The rules, which entered into force on November 1, are intended to support the creation of a level playing field across Europe regarding the new short-selling rules, which were agreed upon by the European Union in March. Previously, national bodies had adopted their own disparate regimes.

Under the new EU-wide rules, investors will have to disclose short positions and settle their short trade in four days, down from 30 days at present. The rules also cover certain aspects of sovereign credit default swaps and tighten rules on ‘naked’ short-selling, the process of selling shares that you have not even borrowed.

One of the major sticking points is over market making exemptions, which have still to be agreed upon by the European Securities and Markets Authority (Esma), the pan-European regulator, despite the new short-selling rules being in operation for nearly a week now.

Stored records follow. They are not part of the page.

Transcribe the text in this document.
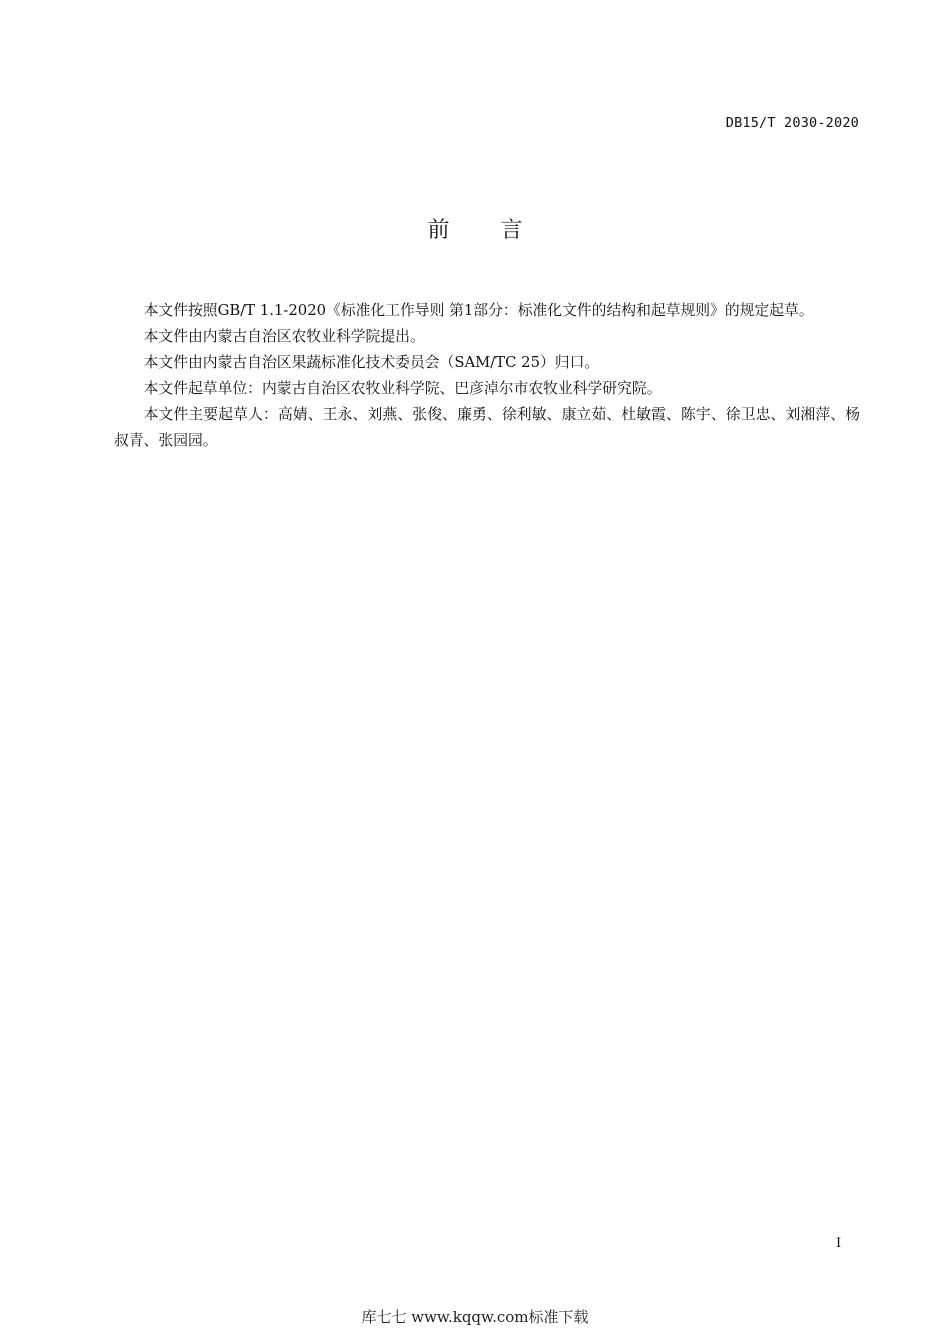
DB15/T 2030-2020
前 言

本文件按照GB/T 1.1-2020《标准化工作导则 第1部分：标准化文件的结构和起草规则》的规定起草。

本文件由内蒙古自治区农牧业科学院提出。

本文件由内蒙古自治区果蔬标准化技术委员会（SAM/TC 25）归口。

本文件起草单位：内蒙古自治区农牧业科学院、巴彦淖尔市农牧业科学研究院。

本文件主要起草人：高婧、王永、刘燕、张俊、廉勇、徐利敏、康立茹、杜敏霞、陈宇、徐卫忠、刘湘萍、杨叔青、张园园。

I
库七七 www.kqqw.com标准下载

It has left many in the market unprepared and confused. In mid-September, Esma issued an eleventh hour consultation on exemptions for market makers and primary dealers to the short-selling regulation with Esma not now expected to issue final guidance on what counts as market making until later this month.

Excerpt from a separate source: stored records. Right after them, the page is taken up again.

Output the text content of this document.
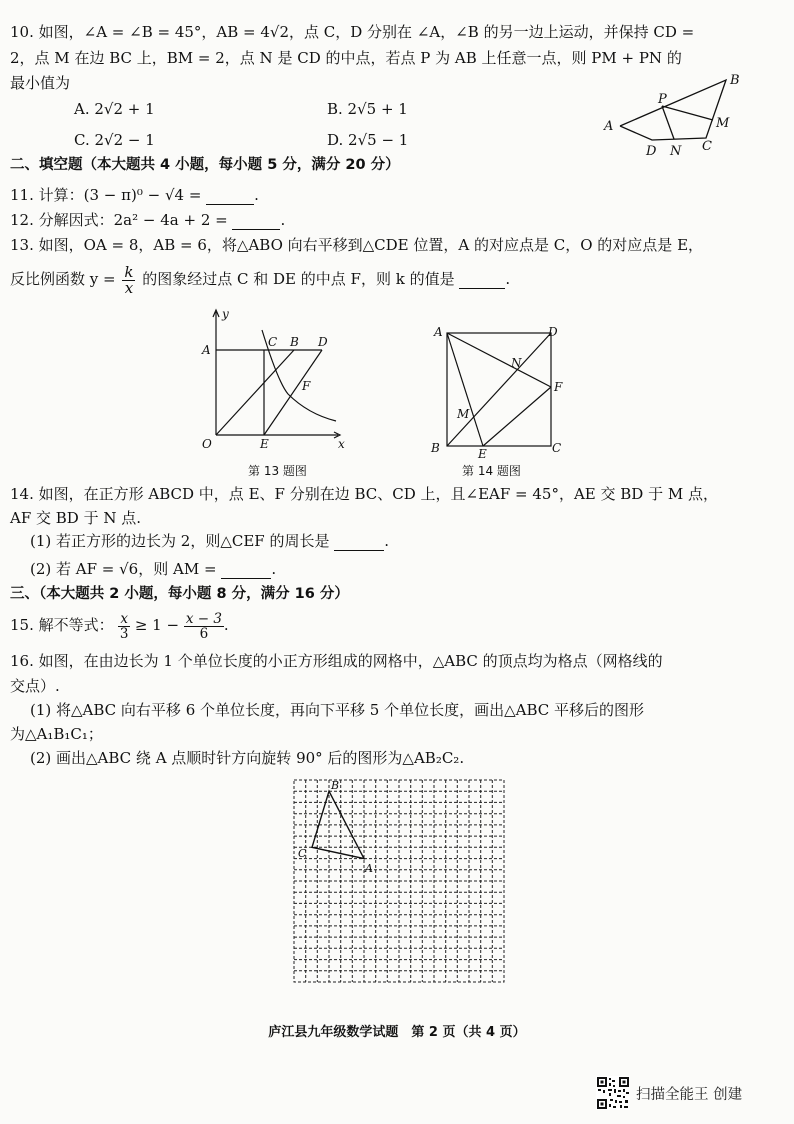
10. 如图，∠A = ∠B = 45°，AB = 4√2，点 C，D 分别在 ∠A，∠B 的另一边上运动，并保持 CD =
2，点 M 在边 BC 上，BM = 2，点 N 是 CD 的中点，若点 P 为 AB 上任意一点，则 PM + PN 的
最小值为
A. 2√2 + 1	B. 2√5 + 1
C. 2√2 − 1	D. 2√5 − 1
A
B
P
M
D N C
二、填空题（本大题共 4 小题，每小题 5 分，满分 20 分）
11. 计算：(3 − π)⁰ − √4 =	.
12. 分解因式：2a² − 4a + 2 =	.
13. 如图，OA = 8，AB = 6，将△ABO 向右平移到△CDE 位置，A 的对应点是 C，O 的对应点是 E，
反比例函数 $y = \frac{k}{x}$ 的图象经过点 C 和 DE 的中点 F，则 k 的值是	.
y
A
C B D
F
O	E	x
第 13 题图
A	D
N
F
M
B	E	C
第 14 题图
14. 如图，在正方形 ABCD 中，点 E、F 分别在边 BC、CD 上，且∠EAF = 45°，AE 交 BD 于 M 点，
AF 交 BD 于 N 点.
(1) 若正方形的边长为 2，则△CEF 的周长是	.
(2) 若 AF = √6，则 AM =	.
三、（本大题共 2 小题，每小题 8 分，满分 16 分）
15. 解不等式： $\frac{x}{3} \ge 1 - \frac{x - 3}{6}$ .
16. 如图，在由边长为 1 个单位长度的小正方形组成的网格中，△ABC 的顶点均为格点（网格线的
交点）.
(1) 将△ABC 向右平移 6 个单位长度，再向下平移 5 个单位长度，画出△ABC 平移后的图形
为△A₁B₁C₁；
(2) 画出△ABC 绕 A 点顺时针方向旋转 90° 后的图形为△AB₂C₂.
B
C
A
庐江县九年级数学试题　第 2 页（共 4 页）
扫描全能王 创建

The current Esma guidance on market making appears to suggest that legitimate market making activities, such as hedging using short selling practices to offset positions, may be prevented by the new short-selling rules. Some experts say that by disrupting market makers, who are willing to quote both bid and offer prices, it will lead to a reduction in liquidity and increase transaction costs for the end investor.

Markets Media has seen a letter, dated October 30, sent to Esma from the Association for Financial Markets in Europe (AFME) and the International Swaps and Derivatives Association (Isda), both trade bodies, highlighting “major concerns” about the approach taken by Esma to exemptions available for certain market making activities outlined in the proposed draft guidelines.

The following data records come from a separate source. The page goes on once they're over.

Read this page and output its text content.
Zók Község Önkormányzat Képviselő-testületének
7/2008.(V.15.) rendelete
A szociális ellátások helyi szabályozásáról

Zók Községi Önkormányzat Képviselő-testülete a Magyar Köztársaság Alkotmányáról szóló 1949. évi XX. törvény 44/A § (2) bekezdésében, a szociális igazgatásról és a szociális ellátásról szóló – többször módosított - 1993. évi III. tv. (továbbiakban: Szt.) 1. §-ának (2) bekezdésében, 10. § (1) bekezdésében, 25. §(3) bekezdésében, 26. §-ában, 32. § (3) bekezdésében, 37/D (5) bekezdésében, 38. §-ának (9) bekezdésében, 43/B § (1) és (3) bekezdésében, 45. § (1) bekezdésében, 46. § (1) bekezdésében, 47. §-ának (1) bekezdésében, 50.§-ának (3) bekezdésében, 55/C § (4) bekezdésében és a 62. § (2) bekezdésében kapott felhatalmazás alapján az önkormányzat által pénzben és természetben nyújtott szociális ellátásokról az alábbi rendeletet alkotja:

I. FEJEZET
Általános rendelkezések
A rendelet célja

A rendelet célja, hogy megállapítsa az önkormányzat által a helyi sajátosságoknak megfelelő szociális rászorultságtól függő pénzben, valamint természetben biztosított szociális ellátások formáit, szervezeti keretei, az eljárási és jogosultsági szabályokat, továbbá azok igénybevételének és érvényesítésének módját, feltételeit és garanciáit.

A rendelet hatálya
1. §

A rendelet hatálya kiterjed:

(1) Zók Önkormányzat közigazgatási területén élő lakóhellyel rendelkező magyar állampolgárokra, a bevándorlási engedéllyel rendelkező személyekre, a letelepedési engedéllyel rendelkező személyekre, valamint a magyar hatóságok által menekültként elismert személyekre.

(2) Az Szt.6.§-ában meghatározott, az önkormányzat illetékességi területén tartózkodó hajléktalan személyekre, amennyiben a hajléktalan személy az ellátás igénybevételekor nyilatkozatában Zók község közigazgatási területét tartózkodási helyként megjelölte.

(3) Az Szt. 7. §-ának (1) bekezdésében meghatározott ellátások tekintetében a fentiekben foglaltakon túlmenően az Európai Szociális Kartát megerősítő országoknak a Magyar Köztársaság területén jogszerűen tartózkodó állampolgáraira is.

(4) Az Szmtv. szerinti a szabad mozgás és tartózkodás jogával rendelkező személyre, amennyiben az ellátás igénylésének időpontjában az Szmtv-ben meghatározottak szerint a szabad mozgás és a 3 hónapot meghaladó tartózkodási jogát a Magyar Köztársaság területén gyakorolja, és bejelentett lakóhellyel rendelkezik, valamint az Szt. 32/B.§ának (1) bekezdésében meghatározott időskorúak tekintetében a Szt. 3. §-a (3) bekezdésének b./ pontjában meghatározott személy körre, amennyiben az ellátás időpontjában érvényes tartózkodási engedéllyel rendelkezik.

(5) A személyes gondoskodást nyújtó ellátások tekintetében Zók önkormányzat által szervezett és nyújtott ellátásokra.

The letter urges Esma to permit hedging activities for market makers, clarify that a party does not need to be a member of a trading venue in order to be eligible for the market making exceptions and that market making exemptions must also be available for those instruments that are traded relatively infrequently.

In particular, the joint letter from AFME and Isda seeks clarity from Esma over firms managing their inventory in anticipation of a client order.

“Removing the possibility of hedging the risks associated with the acquisition of instruments in advance of client orders would be at odds with responsible risk management practices,” the letter said.

Others, too, believe that Esma is making a mistake over its market making exemptions.

“Market making is a vital function in the effective running of the markets,” said Eric Bommensath, head of corporate and investment banking at Barclays Capital, the investment banking arm of Barclays bank, in a letter to Esma last month.

“We believe the narrow interpretation of market making in Esma’s draft guidelines will have a detrimental effect on liquidity, competition, risk management and the ability of member states to access finance.

“Where firms are unable to act as market makers in certain instruments, liquidity will decrease and costs to execute will increase for the end investor.”

Then there is the Esma rule that is looking to certify those who wish to use either of the market making or primary market exemptions that they must notify their national regulator in writing that they intend to do so not less than 30 calendar days before they first plan to use the exemption.

“We believe that a notification period of 30 days with respect to the use of the exemption is far too long and not workable in practice,” said the Federation of European Securities Exchanges, which lobbies on behalf of 46 of the region’s exchanges, in a letter to Esma last month. “A period of 30 days represents an enormous extension in comparison to current business practice.”